Star Wars’ Millennium Falcon Goes From Icon To Obsession

Via Smh.com:

It’s been built, battered, blasted and rendered in Lego. It can be bought in miniature, as a plastic playset for action figures. The deck plans can even be downloaded from the internet.
So how did a new picture of a really old ship – the Millennium Falcon, the iconic starship from the Star Wars franchise – end up making so much noise on social media?
The answer is, perhaps, it’s a sign of the times, where everything old is new again, and reinvention, rebooting and resurrection are the orders of the day.

That and the fact that it’s made the cover of Fortune magazine, the billionaire’s equivalent of New Idea.

The famous ship, first glimpsed in 1977 along with its pilot Han Solo (Harrison Ford) and Chewbacca (Peter Mayhew), has become an iconic piece of starship architecture.
It is a modified YT-1300 light freighter manufactured by the Corellian Engineering Corporation.

The audience first saw it when Luke Skywalker (Mark Hamill) and the venerable Jedi knight Obi-Wan Kenobi (Alec Guinness) chartered it to take them from the desert planet Tatooine to Alderaan, so they could deliver the stolen Death Star plans to the Rebel Alliance.

It is also returning to the screen almost four decades later in the upcoming film The Force Awakens, the seventh film in the Star Wars cycle; the first of a final trilogy hinted at by Star Wars creator George Lucas as far back as the late 1970s and early ’80s.

It is also the first Star Wars film to be cranked out of the Disney studio since the company acquired Lucasfilm for $US4 billion in 2012.
And that’s actually why it’s on the cover of Fortune magazine: as a photo prop in a profile of Disney boss Bob Iger who, the magazine declares, “brought the coolest innovations from Lucasfilm, Pixar, Marvel and ESPN into the Disney galaxy.”

The magazine is pushing the line that it’s the first “close-up” look at the new Falcon, though with respect the “new” Falcon isn’t much changed from the “old” one.
The most significant change is a new rectangular radar dish which replaces the old round one, which was destroyed during the attack on the second Death Star in the sixth Star Wars film, Return of the Jedi.

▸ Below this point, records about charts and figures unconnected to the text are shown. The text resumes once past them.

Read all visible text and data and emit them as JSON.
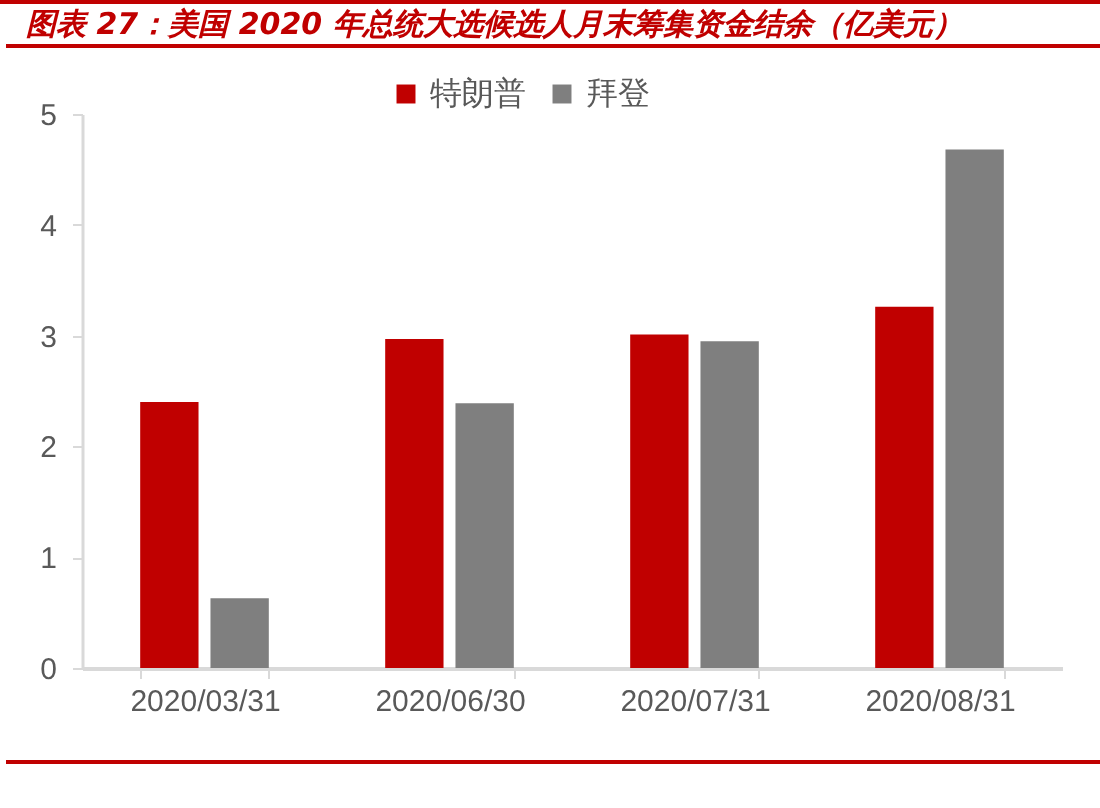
{
  "chart_data": {
    "type": "bar",
    "title": "图表 27：美国 2020 年总统大选候选人月末筹集资金结余（亿美元）",
    "categories": [
      "2020/03/31",
      "2020/06/30",
      "2020/07/31",
      "2020/08/31"
    ],
    "series": [
      {
        "name": "特朗普",
        "color": "#c00000",
        "values": [
          2.4,
          2.97,
          3.01,
          3.26
        ]
      },
      {
        "name": "拜登",
        "color": "#7f7f7f",
        "values": [
          0.63,
          2.39,
          2.95,
          4.68
        ]
      }
    ],
    "ylim": [
      0,
      5
    ],
    "yticks": [
      0,
      1,
      2,
      3,
      4,
      5
    ],
    "grid": false,
    "legend": "top"
  }
}
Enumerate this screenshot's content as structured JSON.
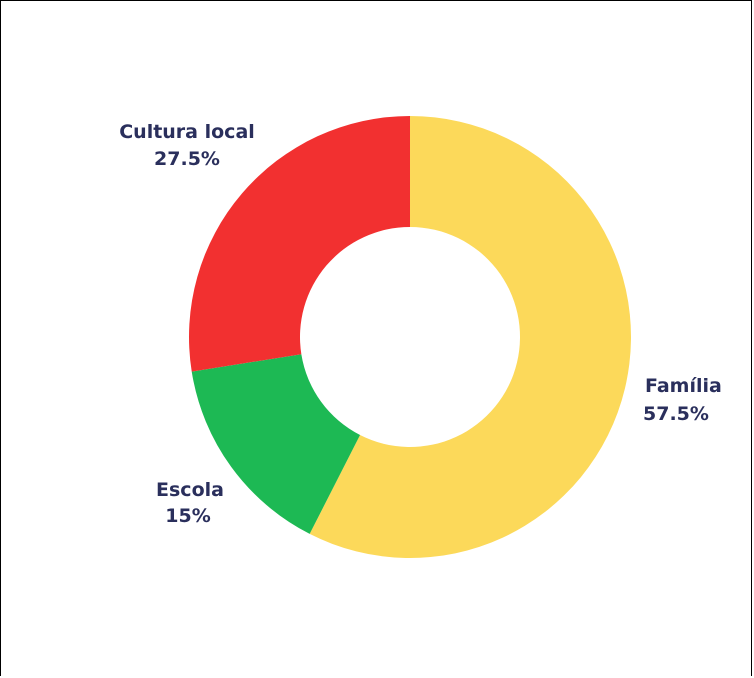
{
  "chart_data": {
    "type": "pie",
    "subtype": "donut",
    "slices": [
      {
        "name": "Família",
        "value": 57.5,
        "label": "57.5%",
        "color": "#fcd95a"
      },
      {
        "name": "Escola",
        "value": 15,
        "label": "15%",
        "color": "#1db954"
      },
      {
        "name": "Cultura local",
        "value": 27.5,
        "label": "27.5%",
        "color": "#f23030"
      }
    ]
  }
}
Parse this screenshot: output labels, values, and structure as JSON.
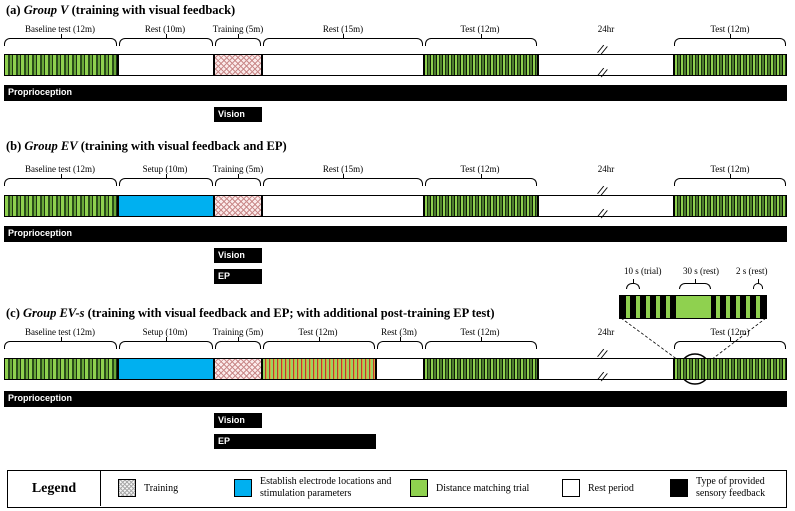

But that isn’t a revelation: fans first got a glimpse of that when Disney released the teaser trailer for The Force Awakens in November.

Perhaps of more interest to die-hard fans is an image of the Millennium Falcon standing on a film sound stage at the iconic Pinewood Studios in England.

And the real thrill there is not even in the detail the image offers, but confirmation that in an era where CGI effects have largely overtaken blockbuster filmmaking, The Force Awakens’ director J.J. Abrams has built a life-sized Millennium Falcon prop to play with.

Tragically, however, even that is a bit of a fudge.
The magazine has confirmed Iger was photographed in New York and digitally matted into the Pinewood image by Lucasfilm’s special effects division, Industrial Light & Magic.